A new draft amendment to the EU Regulation No 910/2014 Establishes a framework for a European Digital Identity.
Link to the regulations:
The new draft regulation gives all EU citizens the ‘inalienable right’ to a digital identity with the main points of their sole control and ability to exercise their rights as citizens in the digital environment and participate in the digital economy.
This right is achieved by using new technologies, including:
- cryptographically verifiable identifiers,
- unique user-generated digital pseudonyms,
- self-sovereign identities and domain-specific identifiers,
Meaning, for the first time, Self-Sovereign Identity may be formally written into law.
Self-Sovereign Identity (SSI) is an approach to digital identity that gives individuals control of their digital identities.
SSI addresses the difficulty of establishing trust in an interaction. To be trusted, one party in an interaction will present credentials to the other parties, and those relying parties can verify that the credentials came from an issuer they trust. This way, the verifier’s trust in the issuer is transferred to the credential holder.
To support such technical standards, a ‘European Digital Identity Wallet’ will ‘allow the user to store and manage identity data credentials and attributes linked to her/his identity, to provide them to relying parties on request’.
Interestingly, Member States are obliged to provide at least one wallet that serves this purpose.
The EU Commission shall keep a public register of all issuers of European Digital Identity Wallets, including their main specifications.

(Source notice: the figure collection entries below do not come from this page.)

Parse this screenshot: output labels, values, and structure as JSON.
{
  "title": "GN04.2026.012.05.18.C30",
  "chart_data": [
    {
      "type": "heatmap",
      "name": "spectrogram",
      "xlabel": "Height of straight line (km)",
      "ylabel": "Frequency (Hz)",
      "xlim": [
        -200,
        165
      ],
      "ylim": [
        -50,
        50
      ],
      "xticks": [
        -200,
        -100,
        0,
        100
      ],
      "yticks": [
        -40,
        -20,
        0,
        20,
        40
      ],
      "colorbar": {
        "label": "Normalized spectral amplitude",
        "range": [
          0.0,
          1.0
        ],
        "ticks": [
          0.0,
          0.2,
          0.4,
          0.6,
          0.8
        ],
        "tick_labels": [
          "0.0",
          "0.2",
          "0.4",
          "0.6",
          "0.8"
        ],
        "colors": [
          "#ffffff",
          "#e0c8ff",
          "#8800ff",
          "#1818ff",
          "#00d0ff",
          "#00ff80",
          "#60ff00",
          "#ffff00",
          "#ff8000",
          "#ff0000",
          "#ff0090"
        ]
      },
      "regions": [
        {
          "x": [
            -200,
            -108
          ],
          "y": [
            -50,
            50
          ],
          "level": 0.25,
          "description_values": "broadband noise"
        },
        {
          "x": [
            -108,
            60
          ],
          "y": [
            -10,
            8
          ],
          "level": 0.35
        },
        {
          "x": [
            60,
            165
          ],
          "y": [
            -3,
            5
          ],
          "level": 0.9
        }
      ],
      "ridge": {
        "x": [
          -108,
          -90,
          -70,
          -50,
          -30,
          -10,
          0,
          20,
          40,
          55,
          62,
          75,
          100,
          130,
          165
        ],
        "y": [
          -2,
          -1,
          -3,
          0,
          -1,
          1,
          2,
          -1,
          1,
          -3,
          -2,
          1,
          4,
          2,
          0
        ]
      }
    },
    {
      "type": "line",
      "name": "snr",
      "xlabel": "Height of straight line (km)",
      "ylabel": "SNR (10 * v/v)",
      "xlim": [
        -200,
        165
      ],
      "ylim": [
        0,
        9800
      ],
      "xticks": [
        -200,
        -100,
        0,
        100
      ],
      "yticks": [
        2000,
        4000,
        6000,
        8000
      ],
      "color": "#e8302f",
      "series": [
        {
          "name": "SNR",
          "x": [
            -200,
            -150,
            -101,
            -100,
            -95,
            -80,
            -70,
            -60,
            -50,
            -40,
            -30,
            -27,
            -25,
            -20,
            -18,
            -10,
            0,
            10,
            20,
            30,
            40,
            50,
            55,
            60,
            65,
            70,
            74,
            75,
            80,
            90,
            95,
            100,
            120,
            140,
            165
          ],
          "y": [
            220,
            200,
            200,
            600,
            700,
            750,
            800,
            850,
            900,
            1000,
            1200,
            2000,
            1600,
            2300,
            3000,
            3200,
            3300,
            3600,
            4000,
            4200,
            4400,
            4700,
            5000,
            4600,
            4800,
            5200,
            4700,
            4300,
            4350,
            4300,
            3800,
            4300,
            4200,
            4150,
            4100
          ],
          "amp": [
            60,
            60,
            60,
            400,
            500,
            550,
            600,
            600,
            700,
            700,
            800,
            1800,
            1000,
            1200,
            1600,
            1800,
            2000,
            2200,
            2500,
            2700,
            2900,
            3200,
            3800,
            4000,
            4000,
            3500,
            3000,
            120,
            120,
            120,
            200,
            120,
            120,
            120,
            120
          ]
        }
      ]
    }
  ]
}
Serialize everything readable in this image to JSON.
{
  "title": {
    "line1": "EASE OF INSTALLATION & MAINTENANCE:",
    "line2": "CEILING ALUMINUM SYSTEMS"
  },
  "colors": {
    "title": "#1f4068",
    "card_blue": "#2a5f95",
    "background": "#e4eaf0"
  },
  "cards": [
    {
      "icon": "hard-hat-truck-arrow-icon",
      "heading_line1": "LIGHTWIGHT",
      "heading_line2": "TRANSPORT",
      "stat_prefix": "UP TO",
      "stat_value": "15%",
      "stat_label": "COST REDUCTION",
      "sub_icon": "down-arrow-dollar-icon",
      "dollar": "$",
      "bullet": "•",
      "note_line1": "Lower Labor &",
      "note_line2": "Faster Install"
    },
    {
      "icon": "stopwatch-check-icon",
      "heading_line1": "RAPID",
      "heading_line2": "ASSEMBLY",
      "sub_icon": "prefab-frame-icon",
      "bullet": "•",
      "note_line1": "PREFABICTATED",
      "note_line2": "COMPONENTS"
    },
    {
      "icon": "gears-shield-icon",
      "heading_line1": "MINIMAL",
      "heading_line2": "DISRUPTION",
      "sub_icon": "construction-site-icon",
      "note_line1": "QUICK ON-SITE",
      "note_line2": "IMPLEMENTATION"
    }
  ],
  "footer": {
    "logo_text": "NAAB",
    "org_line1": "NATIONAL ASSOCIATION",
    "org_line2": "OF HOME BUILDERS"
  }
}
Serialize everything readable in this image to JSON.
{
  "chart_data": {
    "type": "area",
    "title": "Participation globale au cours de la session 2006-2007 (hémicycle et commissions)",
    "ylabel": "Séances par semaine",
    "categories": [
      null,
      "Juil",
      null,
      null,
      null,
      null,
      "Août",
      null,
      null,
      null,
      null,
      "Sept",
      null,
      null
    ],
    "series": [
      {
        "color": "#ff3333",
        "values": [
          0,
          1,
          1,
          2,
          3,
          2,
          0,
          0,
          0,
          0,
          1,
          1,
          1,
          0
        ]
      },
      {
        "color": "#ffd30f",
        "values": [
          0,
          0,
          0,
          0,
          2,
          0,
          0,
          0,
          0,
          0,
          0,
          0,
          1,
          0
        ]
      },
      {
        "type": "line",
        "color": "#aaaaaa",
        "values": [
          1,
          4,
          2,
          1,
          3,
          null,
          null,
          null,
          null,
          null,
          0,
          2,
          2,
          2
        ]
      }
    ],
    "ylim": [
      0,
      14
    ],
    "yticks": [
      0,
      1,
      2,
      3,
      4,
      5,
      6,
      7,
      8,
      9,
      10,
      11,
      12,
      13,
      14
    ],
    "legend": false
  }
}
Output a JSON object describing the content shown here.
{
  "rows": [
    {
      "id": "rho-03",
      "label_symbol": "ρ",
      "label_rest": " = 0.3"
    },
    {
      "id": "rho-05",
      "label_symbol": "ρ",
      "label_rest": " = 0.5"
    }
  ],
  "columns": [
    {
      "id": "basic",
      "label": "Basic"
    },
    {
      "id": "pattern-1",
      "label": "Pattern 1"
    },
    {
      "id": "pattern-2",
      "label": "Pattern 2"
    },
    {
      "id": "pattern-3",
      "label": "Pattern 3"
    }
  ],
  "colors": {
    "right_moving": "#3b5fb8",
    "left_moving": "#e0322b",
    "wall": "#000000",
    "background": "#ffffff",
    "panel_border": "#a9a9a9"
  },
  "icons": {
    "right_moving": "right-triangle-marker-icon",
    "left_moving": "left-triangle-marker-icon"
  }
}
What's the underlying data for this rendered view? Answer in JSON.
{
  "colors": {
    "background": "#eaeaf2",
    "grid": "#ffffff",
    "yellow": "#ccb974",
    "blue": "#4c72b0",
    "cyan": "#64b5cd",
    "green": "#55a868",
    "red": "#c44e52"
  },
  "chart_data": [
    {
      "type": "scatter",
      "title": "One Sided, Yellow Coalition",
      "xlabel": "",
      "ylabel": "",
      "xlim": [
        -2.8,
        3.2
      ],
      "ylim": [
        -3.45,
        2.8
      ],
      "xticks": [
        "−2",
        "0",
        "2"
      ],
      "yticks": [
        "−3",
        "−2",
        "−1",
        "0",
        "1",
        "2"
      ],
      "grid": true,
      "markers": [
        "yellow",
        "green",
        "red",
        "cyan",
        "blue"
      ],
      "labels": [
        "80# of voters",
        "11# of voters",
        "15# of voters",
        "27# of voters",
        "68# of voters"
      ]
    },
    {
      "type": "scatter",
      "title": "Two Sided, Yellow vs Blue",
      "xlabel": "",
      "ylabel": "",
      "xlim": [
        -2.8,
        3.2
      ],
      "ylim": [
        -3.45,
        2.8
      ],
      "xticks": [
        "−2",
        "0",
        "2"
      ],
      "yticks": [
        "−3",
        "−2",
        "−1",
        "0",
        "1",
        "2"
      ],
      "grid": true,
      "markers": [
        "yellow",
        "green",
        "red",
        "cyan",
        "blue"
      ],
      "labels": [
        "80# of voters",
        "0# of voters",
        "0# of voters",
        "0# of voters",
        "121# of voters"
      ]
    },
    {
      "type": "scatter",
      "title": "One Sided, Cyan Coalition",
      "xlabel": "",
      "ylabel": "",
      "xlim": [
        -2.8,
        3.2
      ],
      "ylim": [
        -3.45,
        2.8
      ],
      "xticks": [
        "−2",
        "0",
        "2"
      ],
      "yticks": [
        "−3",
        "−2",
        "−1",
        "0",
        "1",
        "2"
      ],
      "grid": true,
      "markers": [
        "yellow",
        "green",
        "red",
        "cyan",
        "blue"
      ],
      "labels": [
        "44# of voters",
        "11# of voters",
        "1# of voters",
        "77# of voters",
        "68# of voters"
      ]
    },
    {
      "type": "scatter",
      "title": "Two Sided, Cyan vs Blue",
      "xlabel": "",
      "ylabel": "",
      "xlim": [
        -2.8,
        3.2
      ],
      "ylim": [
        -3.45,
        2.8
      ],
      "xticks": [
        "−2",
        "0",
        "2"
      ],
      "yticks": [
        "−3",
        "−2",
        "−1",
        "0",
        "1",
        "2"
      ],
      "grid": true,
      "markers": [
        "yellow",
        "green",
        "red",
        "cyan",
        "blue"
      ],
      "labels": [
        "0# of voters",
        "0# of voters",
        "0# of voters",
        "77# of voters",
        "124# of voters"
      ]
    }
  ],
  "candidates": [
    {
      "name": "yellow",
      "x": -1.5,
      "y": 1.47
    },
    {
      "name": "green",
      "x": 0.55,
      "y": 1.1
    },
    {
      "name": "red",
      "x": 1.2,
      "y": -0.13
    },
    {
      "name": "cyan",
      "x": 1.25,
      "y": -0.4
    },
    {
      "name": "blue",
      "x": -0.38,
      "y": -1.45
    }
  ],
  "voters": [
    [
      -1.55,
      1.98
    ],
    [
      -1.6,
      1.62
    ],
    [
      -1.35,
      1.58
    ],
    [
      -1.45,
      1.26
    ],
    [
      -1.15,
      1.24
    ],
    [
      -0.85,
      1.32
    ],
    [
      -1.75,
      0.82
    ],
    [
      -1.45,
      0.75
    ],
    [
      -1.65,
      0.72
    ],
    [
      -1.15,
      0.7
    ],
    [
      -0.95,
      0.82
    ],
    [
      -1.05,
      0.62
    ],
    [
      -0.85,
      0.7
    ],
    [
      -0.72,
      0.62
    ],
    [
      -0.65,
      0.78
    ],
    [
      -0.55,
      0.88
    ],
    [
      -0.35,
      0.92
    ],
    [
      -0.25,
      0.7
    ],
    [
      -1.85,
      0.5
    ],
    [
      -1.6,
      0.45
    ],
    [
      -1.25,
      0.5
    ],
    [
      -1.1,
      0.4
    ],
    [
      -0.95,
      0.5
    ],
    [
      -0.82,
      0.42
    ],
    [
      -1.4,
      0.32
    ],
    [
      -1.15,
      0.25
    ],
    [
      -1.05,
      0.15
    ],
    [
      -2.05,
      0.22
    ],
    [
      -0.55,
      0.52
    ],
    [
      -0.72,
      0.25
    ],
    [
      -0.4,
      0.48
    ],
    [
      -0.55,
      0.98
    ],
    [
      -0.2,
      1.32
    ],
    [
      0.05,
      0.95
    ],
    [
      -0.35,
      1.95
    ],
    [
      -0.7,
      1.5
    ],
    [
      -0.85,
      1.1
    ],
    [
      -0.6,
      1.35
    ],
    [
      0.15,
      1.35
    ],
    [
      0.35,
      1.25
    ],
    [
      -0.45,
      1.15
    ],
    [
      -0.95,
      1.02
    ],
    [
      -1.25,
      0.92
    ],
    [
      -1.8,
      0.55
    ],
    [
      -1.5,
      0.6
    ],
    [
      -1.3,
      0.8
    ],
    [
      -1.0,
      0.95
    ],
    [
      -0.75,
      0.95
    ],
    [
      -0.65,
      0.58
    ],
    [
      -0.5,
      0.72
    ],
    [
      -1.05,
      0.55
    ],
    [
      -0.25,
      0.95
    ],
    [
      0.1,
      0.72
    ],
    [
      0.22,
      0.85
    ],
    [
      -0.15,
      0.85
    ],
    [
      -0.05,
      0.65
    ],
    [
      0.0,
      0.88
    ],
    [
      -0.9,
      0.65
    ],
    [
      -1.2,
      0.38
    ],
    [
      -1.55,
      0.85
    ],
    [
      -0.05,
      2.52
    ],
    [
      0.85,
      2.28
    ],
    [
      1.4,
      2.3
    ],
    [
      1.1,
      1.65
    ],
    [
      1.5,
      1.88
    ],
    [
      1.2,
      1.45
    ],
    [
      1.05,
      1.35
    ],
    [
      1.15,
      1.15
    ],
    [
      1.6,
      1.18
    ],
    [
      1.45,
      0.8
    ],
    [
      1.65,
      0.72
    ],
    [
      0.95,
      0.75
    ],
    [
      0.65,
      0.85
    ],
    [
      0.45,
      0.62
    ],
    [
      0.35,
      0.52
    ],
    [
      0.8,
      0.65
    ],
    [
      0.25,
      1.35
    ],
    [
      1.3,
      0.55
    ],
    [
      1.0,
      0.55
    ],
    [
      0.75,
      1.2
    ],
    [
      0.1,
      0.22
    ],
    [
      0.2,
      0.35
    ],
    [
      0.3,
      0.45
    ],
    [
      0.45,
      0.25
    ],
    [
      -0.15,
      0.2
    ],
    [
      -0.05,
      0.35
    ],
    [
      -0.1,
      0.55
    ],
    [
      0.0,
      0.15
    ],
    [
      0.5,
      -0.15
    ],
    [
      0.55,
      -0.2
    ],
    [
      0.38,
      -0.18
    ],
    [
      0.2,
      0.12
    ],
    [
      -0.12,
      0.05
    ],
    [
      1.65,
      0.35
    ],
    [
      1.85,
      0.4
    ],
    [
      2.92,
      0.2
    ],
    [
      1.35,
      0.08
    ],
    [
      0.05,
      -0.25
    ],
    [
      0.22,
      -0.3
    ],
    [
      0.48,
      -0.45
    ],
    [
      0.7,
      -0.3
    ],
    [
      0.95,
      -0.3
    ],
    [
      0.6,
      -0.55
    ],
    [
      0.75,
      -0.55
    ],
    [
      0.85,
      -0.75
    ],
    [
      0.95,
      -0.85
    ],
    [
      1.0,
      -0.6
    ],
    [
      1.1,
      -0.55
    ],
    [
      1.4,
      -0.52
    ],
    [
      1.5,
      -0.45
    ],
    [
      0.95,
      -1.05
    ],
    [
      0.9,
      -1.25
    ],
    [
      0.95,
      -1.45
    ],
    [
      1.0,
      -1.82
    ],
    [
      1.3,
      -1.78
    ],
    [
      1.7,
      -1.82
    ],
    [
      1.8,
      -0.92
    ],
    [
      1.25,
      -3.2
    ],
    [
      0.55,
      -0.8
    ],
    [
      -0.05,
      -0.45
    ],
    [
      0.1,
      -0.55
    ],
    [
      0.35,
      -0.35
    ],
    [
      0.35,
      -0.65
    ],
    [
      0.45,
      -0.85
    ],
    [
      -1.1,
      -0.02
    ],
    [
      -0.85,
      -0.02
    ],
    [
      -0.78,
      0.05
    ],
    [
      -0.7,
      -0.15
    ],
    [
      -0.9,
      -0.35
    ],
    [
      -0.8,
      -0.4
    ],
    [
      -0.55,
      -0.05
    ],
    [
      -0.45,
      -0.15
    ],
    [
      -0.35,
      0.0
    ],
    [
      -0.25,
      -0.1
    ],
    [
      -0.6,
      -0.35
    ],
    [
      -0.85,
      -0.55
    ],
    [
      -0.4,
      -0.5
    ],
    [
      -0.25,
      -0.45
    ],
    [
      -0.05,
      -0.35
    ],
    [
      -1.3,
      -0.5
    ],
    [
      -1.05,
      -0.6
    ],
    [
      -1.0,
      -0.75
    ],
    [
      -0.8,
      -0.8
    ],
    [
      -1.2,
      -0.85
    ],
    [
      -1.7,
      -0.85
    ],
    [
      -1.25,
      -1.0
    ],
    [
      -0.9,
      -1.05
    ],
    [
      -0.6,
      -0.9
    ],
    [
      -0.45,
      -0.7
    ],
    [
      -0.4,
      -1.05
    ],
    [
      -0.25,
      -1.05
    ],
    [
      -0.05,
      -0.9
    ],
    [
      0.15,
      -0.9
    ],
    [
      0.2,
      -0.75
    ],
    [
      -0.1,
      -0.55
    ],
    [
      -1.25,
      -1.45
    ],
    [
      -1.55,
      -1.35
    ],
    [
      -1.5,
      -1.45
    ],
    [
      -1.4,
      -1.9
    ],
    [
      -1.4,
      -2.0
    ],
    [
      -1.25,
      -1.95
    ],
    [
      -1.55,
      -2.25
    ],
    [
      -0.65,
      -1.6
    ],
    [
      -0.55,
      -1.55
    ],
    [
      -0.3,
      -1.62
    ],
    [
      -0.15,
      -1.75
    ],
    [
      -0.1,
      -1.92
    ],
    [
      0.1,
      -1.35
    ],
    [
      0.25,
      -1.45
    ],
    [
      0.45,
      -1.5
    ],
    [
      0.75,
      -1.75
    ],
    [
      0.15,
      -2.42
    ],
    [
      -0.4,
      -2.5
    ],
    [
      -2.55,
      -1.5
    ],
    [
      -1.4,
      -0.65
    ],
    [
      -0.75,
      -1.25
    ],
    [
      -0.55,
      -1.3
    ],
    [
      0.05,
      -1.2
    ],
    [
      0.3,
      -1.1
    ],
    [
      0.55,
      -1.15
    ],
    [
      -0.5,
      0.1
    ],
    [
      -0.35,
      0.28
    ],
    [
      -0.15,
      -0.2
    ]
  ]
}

Another important part is that Regulations support the ‘Once only’ principle – citizens of the EU should not have to provide the exact data for KYC / KYB processes more than once.
For issuers, verifiers, and identity wallets, it must also be technologically impossible to receive any information on the use of the Wallet or identity attributes, apart from what is explicitly consented to—maintaining privacy by design and supporting GDPR by default.
Relying parties must specify to the user a clear and lawful purpose for each request to access Credentials, which should be necessary and proportionate for the intended use case of the relying party – and follow the principle of data minimization.
The European Digital Identity Board (EDIB) is established to audit compliance with the Regulations. Each Member State must create a Governance framework that will guarantee proper implementation, coordination, and enforcement of the Regulation.
There’s a huge market opportunity here, which is a huge step forward in how personal data should be managed and protected by the law. Crucially, this reinforces everything the #SSI community and keeping personal data with the user.